Pourquoi parler du Novitchok ? Parce qu’il circulerait encore en Guadeloupe des boites d’aldicarbe, un rodonticide utilisé dans les cultures bananières, interdit depuis 2004, sous le nom de TEMIK ou de TRES PASITOS (importé de République Dominicaine). Il y a de moins en moins de cas mais cela peut encore arriver qu’il y ait des intoxications sévères volontaires ou involontaires (environ 5 cas par an en Guadeloupe jusqu’en 2016), voir des homicides. Il s’agit d’un carbamate qui inhibe aussi les cholinestérases, comme les organophosphorés. L’intoxication par carbamates se présente le plus souvent sous une forme muscarinique pure, le syndrome nicotinique est plus rare qu’avec les organophosphorés. L’antidote est donc aussi l’atropine, alors que la pralidoxime n’est pas utile : l’inhibition enzymatique des cholinestérases par les carbamates est réversible spontanément en quelques heures.
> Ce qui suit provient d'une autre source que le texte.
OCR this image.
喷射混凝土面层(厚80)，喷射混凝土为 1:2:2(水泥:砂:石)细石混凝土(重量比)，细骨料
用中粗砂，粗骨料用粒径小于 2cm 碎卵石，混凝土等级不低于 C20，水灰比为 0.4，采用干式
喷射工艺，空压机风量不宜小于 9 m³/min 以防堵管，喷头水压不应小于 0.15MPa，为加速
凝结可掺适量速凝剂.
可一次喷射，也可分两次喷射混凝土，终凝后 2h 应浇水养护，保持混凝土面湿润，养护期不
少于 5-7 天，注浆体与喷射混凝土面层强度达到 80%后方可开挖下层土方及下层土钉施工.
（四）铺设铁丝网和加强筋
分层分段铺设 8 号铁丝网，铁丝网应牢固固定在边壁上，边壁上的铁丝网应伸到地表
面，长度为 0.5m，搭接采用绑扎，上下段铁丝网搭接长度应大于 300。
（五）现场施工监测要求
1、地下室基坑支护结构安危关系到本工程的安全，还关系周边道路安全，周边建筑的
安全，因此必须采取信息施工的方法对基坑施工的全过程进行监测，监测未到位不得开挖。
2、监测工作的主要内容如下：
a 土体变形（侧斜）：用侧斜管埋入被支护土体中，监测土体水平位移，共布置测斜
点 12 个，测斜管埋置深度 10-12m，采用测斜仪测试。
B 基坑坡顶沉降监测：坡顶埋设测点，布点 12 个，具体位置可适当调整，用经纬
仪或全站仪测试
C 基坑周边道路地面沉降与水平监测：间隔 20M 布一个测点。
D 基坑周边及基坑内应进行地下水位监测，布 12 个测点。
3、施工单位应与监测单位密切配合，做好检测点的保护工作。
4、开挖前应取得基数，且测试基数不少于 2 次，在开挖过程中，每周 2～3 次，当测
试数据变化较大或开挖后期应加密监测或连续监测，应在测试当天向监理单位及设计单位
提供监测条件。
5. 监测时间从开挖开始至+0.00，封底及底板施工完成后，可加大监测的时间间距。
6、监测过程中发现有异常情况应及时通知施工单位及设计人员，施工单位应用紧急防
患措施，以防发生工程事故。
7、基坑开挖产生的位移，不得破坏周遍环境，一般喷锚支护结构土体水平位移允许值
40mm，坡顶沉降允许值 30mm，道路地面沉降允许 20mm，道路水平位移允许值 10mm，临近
https://www.thelancet.com/journals/lancet/article/PIIS0140-6736(20)32644-1/fulltext

4. Dis-nous quel âge… as-tu… (BMJ)
Dans le BMJ de Noël, une étude américaine a voulu savoir si les patients nécessitant une intervention chirurgicale avaient une mortalité supérieure lorsque le chirurgien opérait le jour de son anniversaire, comparativement aux autres jours de l’année. Effectivement, la mortalité à 30 jours était supérieure (6,9% versus 5,6%, p=0,03) si le chirurgien souffle ses bougies le jour de l’opération… Aujourd’hui j’ai…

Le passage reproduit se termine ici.